Do I touch my package while wearing gloves, rip it open and then burn the gloves and the packaging on my front lawn?
Do I place them on my driveway and have the sun’s rays burn off the little virus particles that could be there while the neighborhood admires my shopping problem?
Maybe there’s a special chant and spell with some crystals and sage I can burn around all incoming packaging to “naturally” disinfect it?
WHY IS THIS SO HARD TO FIGURE OUT?!?!
Seriously though. The world is crazy right now and making me crazy with it. Because this was alcohol, and very precious to me at that moment (sense of urgency: HIGH), I hopped onto Google to look for a source of education on this matter.
First, I found this detailed info from NIH report from March 24, 2020:
“The National Institutes of Health reports the SARS-COV2 virus that causes COVID-19 is capable of clinging to surfaces for a longer period of time than originally thought. The virus can be found in aerosol particles for up to three hours, can cling to cardboard for up to 24 hours and can stick to plastic and stainless steel for up to three days, according to the New England Journal of Medicine.”
Ok. Let’s digest that.
I know people can breathe out little micro-particles of vapor that can float in the air for a few hours via coughing/sneezing etc; that’s why we don’t see people and are in quarantine.
This nasty little virus likes to live on things way too long. I’m f*cking not ok that it can live on cardboard for up to 24 hours and on plastic for up to 72 hours!
So disinfecting sounds like it’s got to happen as a first step.
I read on.
“You’ll want to assess what kind of package you’re dealing with. If you receive a cardboard box, you should handle it with gloves (if possible) and place it in a safe, secure outdoor location — like a backyard, patio or balcony — for 24 hours. If it’s a plastic package or bag, you’ll want to leave it in your secure location for up to three days.”
So for my cider order, which needed to get into my refrigerator, this method wouldn’t work.
I’m not leaving perfectly delicious cider on the stoop for a whole 24 hours.
And if you’re ordering a Behave Bra, which we ship in plastic bags so there’s less material waste, you’d have to leave that pretty thing outside for 3 days?!?!
This was not very practical information so I continued my search, looking for something doable and that would allow me to imbibe without a side of SARS-COV-2
I hopped on Google and decided to go straight to the source- the WHO and CDC, to look into what they have on file about packages.
I learned that there are no recorded incidents of infection by mail. Yay!

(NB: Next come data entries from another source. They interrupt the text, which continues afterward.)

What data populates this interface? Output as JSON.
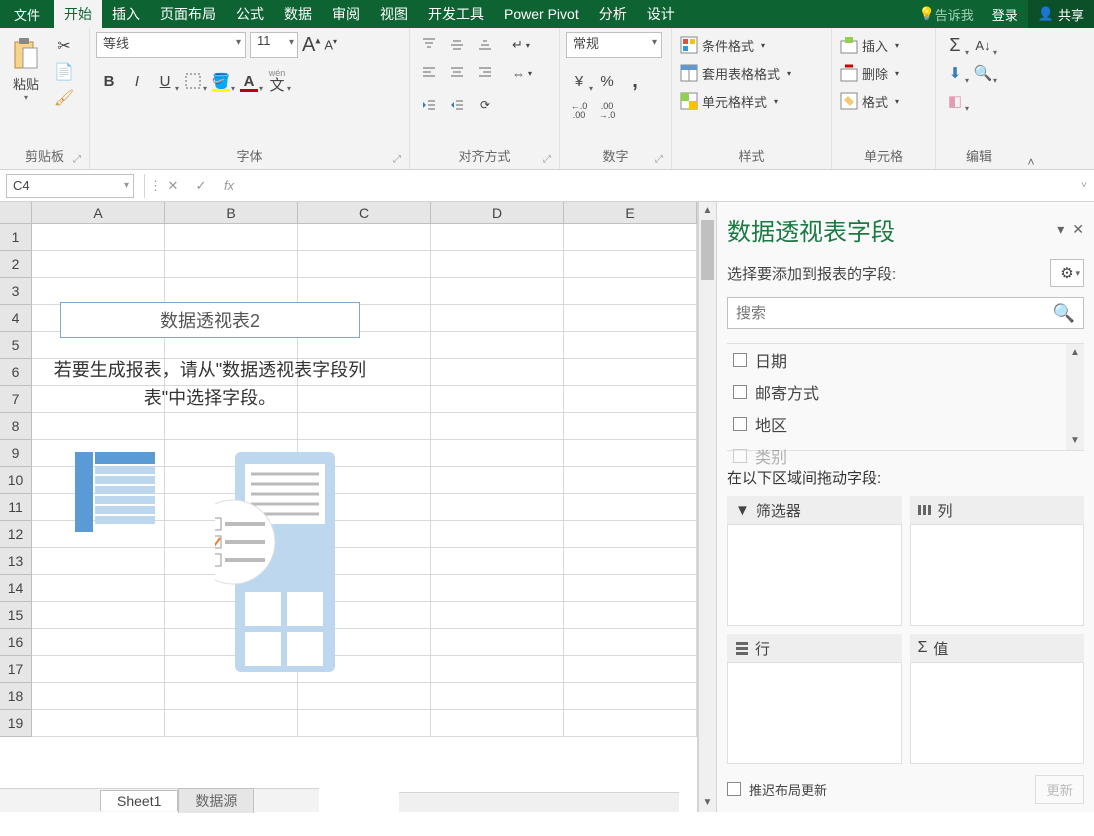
{
  "menubar": {
    "file": "文件",
    "tabs": [
      "开始",
      "插入",
      "页面布局",
      "公式",
      "数据",
      "审阅",
      "视图",
      "开发工具",
      "Power Pivot",
      "分析",
      "设计"
    ],
    "active_tab": "开始",
    "tell_me": "告诉我",
    "login": "登录",
    "share": "共享"
  },
  "ribbon": {
    "clipboard": {
      "paste": "粘贴",
      "label": "剪贴板"
    },
    "font": {
      "name": "等线",
      "size": "11",
      "bold": "B",
      "italic": "I",
      "underline": "U",
      "wen_label": "wén",
      "wen_char": "文",
      "label": "字体"
    },
    "align": {
      "wrap": "自动换行",
      "merge": "合并后居中",
      "label": "对齐方式"
    },
    "number": {
      "format": "常规",
      "inc": ".0",
      "inc2": ".00",
      "dec": ".00",
      "dec2": "→.0",
      "label": "数字",
      "percent": "%",
      "comma": ",",
      "currency": "¥"
    },
    "styles": {
      "cond": "条件格式",
      "table": "套用表格格式",
      "cell": "单元格样式",
      "label": "样式"
    },
    "cells": {
      "insert": "插入",
      "delete": "删除",
      "format": "格式",
      "label": "单元格"
    },
    "editing": {
      "label": "编辑"
    }
  },
  "formula_bar": {
    "name_box": "C4",
    "fx": "fx"
  },
  "grid": {
    "columns": [
      "A",
      "B",
      "C",
      "D",
      "E"
    ],
    "rows": 19,
    "pivot_title": "数据透视表2",
    "pivot_msg_l1": "若要生成报表，请从\"数据透视表字段列",
    "pivot_msg_l2": "表\"中选择字段。"
  },
  "sheets": {
    "tabs": [
      "Sheet1",
      "数据源"
    ],
    "active": "Sheet1"
  },
  "pane": {
    "title": "数据透视表字段",
    "subtitle": "选择要添加到报表的字段:",
    "search_ph": "搜索",
    "fields": [
      "日期",
      "邮寄方式",
      "地区",
      "类别"
    ],
    "drag_label": "在以下区域间拖动字段:",
    "areas": {
      "filter": "筛选器",
      "columns": "列",
      "rows": "行",
      "values": "值"
    },
    "defer": "推迟布局更新",
    "update": "更新"
  }
}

“Although the virus can survive for a short period on some surfaces, it is unlikely to be spread from products or packaging that are shipped over a period of days or weeks at ambient temperatures.” from the CDC
Basically, as with everything Coronavirus, the main risk is mainly person-to-person.

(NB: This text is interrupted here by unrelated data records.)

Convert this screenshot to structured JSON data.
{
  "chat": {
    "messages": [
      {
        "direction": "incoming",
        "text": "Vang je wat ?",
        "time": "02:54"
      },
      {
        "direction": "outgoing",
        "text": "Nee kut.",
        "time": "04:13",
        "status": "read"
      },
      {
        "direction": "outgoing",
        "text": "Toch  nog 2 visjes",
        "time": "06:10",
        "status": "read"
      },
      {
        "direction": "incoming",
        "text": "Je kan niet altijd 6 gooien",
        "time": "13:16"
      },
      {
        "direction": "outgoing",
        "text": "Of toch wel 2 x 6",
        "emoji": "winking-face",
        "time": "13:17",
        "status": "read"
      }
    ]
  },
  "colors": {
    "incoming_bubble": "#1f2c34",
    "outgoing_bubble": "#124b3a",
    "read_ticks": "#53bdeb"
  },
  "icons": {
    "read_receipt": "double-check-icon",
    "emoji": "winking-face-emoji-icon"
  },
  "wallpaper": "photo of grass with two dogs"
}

So, put on your cloth mask and head outside where you need to unwrap your items, box or bag, while wearing gloves (if you have them).

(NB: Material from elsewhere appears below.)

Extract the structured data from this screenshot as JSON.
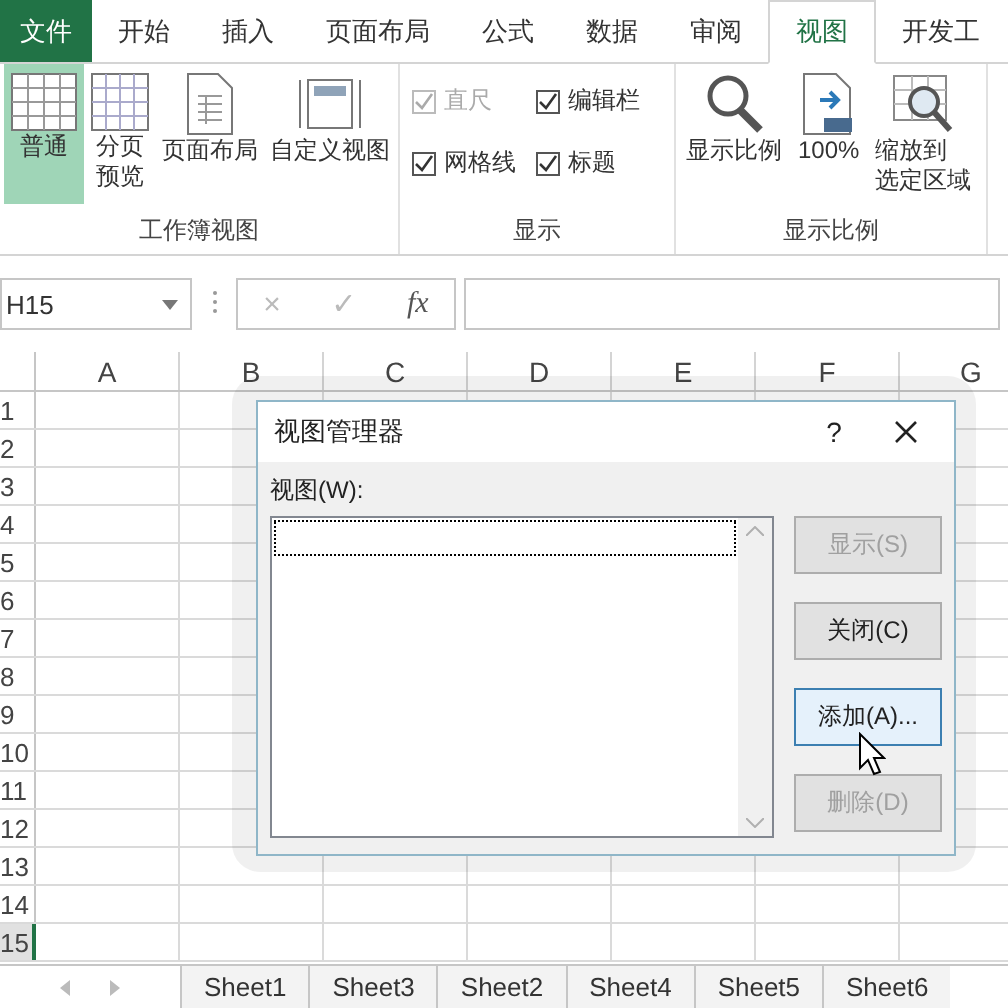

Likely your items inside your box or bag were handled more than 3 days ago, unless you did overnight delivery-and even if you did it still is taking MUCH longer these days. For extra super-duper precaution you can disinfect your items inside the box/bag with some wipes.
Again, very doable.
For your Behave bra order, I recommend wiping down the shipping bag, then pulling out the Behave laundry bag that is packed with your order inside. Go throw the laundry bag in the washing machine, that’s actually what it’s for anyways, and give the little reusable bags that the bras come in a quick wipe.
Any potential virus that could be living on the reusable product bags is likely already dead without you having to disinfect it by now because it’ll have been 3 days or more since they were packed and shipped.
Then WASH YOUR HANDS and anything you may have touched along the way. This is pretty logical and pain free. On the crazy chance that there was virus on any of the materials you touched, go give your hands a good scrub to take that possibility for infection down to nil.
Phew. Anxiety reduced! A little bit at least.
This was a LOT of information today about something that had been stressing me out. I’m going to go drink some Tin City Cider (thanks again Daryl!!!) and relax a bit.